Si sentì un gran sussulto ed un coro di "siii!" nella scatola di cartone che conteneva pupi e decori natalizi. Ma la vocina d'un pizzaiolo si introdusse tristemente sollevando un gran problema:

- Come si farà a suggerire di venderci? Io saprei indicare chi ci comprerebbe in blocco, ma come facciamo, visto che siamo relegati in soffitta e non ci ascolta nessuno? Avevo sentito che il macellaio aveva fatto proposta di comprarci, lo scorso anno.......
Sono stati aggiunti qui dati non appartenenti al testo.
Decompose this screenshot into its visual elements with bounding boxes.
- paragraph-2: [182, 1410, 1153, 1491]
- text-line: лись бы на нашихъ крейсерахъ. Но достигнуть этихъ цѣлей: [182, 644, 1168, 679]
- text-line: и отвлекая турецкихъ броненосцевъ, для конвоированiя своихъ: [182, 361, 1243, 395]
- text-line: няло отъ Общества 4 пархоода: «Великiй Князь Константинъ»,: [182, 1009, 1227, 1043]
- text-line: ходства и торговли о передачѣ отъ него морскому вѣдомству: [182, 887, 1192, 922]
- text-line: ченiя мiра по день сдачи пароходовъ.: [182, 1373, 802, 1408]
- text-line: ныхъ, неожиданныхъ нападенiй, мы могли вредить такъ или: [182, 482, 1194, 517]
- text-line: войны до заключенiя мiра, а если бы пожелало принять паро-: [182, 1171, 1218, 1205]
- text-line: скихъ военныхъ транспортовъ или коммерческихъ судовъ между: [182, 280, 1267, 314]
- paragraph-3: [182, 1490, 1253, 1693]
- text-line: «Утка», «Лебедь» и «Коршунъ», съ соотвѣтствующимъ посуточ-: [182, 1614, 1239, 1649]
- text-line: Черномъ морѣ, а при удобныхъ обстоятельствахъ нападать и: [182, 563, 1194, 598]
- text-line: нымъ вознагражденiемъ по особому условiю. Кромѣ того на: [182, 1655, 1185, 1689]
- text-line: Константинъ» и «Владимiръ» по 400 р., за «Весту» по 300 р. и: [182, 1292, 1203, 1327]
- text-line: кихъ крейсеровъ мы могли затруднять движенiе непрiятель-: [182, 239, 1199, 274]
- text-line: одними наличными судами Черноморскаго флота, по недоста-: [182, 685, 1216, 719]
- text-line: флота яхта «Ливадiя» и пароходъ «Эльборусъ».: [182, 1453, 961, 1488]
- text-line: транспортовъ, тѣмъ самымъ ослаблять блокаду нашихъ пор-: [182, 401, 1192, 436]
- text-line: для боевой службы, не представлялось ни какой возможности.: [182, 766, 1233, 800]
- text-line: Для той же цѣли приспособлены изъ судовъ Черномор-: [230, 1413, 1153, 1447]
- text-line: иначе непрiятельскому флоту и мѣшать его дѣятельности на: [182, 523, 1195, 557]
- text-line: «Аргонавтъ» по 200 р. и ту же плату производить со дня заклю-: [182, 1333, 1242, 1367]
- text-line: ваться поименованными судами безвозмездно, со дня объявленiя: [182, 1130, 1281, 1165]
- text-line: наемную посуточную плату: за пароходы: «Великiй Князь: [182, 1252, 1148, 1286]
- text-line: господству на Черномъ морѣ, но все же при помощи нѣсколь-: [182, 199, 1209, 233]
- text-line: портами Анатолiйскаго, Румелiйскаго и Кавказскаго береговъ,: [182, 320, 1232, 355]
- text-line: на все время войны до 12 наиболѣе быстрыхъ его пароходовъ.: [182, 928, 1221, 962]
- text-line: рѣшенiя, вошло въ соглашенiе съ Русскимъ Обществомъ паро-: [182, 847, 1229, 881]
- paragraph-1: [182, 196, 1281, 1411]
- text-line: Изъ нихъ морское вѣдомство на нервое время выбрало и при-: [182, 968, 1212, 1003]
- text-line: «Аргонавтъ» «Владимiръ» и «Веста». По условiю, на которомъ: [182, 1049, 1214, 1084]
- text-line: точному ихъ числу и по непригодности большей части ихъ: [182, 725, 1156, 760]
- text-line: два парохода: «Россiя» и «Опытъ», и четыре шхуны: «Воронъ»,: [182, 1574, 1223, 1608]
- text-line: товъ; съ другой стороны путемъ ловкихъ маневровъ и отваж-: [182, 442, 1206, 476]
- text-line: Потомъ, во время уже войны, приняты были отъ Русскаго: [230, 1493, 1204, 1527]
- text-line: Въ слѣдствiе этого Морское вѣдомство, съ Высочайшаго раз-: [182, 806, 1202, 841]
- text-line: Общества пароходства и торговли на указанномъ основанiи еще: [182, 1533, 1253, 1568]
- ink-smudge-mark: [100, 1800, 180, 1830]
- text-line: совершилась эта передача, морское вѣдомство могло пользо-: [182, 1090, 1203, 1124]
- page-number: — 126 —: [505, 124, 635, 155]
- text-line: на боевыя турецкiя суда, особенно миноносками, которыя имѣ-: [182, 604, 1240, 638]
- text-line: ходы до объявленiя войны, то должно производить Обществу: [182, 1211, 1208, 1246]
- A questo ci penso io! disse una voce diversa, che veniva dal di fuori.....sembrava venisse da tanto lontano, ma tanto.......

 

I pupi si sentirono sballottati già pochi istanti dopo: il contenitore in cui avevano stazionato fermi fino ad allora era stato prelevato con decisione dalla donna che disse al marito:

- Dai cura al lettino, io torno subito, vado a vendere i pastori in blocco, vedrai che ce la facciamo: c'è il macellaio che me l'ha proposto di comprarli lo scorso anno, sapeva che erano di cartapesta e non di plastica, sapeva anche che erano di tanti anni fa, a lui piace l'antico......ricordi quella volta che ci ha anche venduto la carne antica e che stemmo tutti male?

- Bell'idea, ma non pensare a tirar troppo, basta che ti dia un centinaio di lire.... Compreremo dei pastori di plastica e il bimbo sarà contento lo stesso......

- Ma certo! Sta tranquillo e intanto chiedi a quel sant'uomo di Giuseppe ......il sagrestano..... che ti suggerisca il nome d'un medico di buon nome che sappia non solo prender soldi, ma pensarci anche su' .......ma aspetta che prima io ritorni, non si sa mai.....

Il contratto fu fatto in fretta e furia e la donna ritornò a casa felice di disporre di quanto avrebbe dovuto disporre per pagare il medico....e ne avanzarono per comperare altri pupi, e far felice il suo bimbo con un bel vestito nuovo per il Natale......dimenticavo di dire che della malattia non se ne sentì più parlare.

 

Eh si! Sembra che quel che combinano i pupi, pur così immobili come sembrano, sia inimmaginabile.